Out of all of the intents, medical loans have the least likelihood to get approved, whereas home improvement is the highest. While the difference is not drastic, medical loans are noticeably more likely to default—along with dept consolidation—compared to other loans. This may be due to the fact that medical loans and debt consolidation are done out of necessity and often lead to default more often, so they are harder to access.

The last experiment is to see how a person’s income level can affect how much they have access to credit given out model.

Similar to ages, we will use quartiles to group into 4 income categories then make a box plot:

quartiles = df_test['person_income'].quantile([0.25, 0.5, 0.75])

q1 = f"{df_test['person_income'].min()} to {quartiles[0.25]}"
q2 = f"{quartiles[0.25]} to {quartiles[0.50]}"
q3 = f"{quartiles[0.50]} to {quartiles[0.75]}"
q4 = f"{quartiles[0.75]} to {df_test['person_income'].max()}"
df_test['income_groups'] = pd.qcut(df_test['person_income'], q = [0, 0.25, 0.5, 0.75, 1], labels = [q1, q2, q3, q4])

# plot
sns.boxplot(x=df_test['income_groups'], y=df_test['proba_pay'])
plt.title('Income groups and Access to Credit')
plt.ylabel('Access to credit')
plt.xlabel("Income group quartiles")

/Users/jakegilbert/anaconda3/envs/ml-0451/lib/python3.9/site-packages/seaborn/categorical.py:641: FutureWarning: The default of observed=False is deprecated and will be changed to True in a future version of pandas. Pass observed=False to retain current behavior or observed=True to adopt the future default and silence this warning.
  grouped_vals = vals.groupby(grouper)

Text(0.5, 0, 'Income group quartiles')

We can see there is a gradual but noticeable trend of access to credit for higher income groups. Those with money already available to spend can afford to take the risk of paying out later.

Discussion

In the end, by training our model, we were able to determine on the test set that the optimal threshold score is 0.53, and that the bank’s optimal profit is $32,368,726, given the risk of default. One fundamental question to address given the exploration is how fair this system of loans is or if it perpetuates existing systems of class oppression and income inequality. Looking at our 2nd exploration of the borrow’s perspective, medical loans are much harder to access. On the surface, this makes sense because they are usually at risk of default more than other loans. However, in the following exploration, we were clearly able to see how access to credit benefited the wealthy and groups with higher income than lower income groups. This means that not all groups are affected equally in this disparity for medical loans. Certain systems that seem “fair” and based off of a blanket meritocracy sometimes underneath are only perpetuating systems that benefit the already powerful.

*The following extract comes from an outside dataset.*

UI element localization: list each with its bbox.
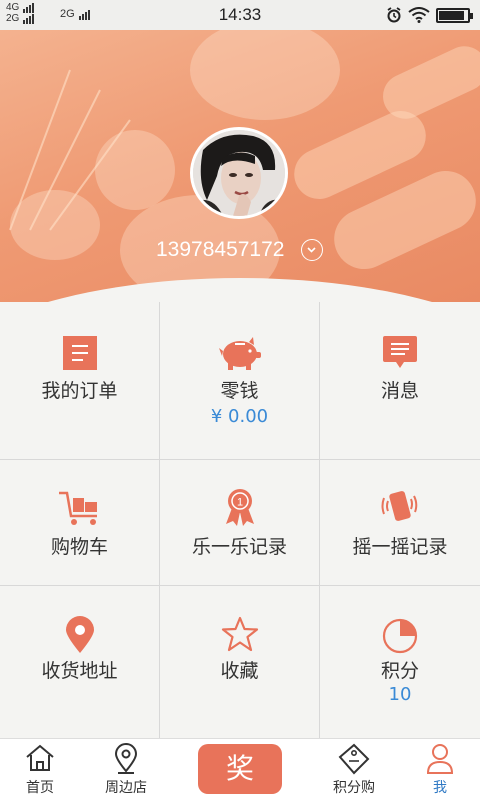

For medical loans, it is never the borrowers “fault” that they got hurt, but are often punished in the process, yet from the bank’s perspective, the only loss is profit. At a narrow view of fairness, this system makes sense, where these systems are merely a side effect of given trends. A wider view of fairness would tell us it would benefit us to try to see the benefits of changing our loan systems from reasons that are born out of fairness, not profit incentive.

In the end, the loans that are the riskiest are often the ones that are the most needed and vital for the wellbeing of people. In this case, I don’t think this system is fair—it punishes those who are already at a disadvantage.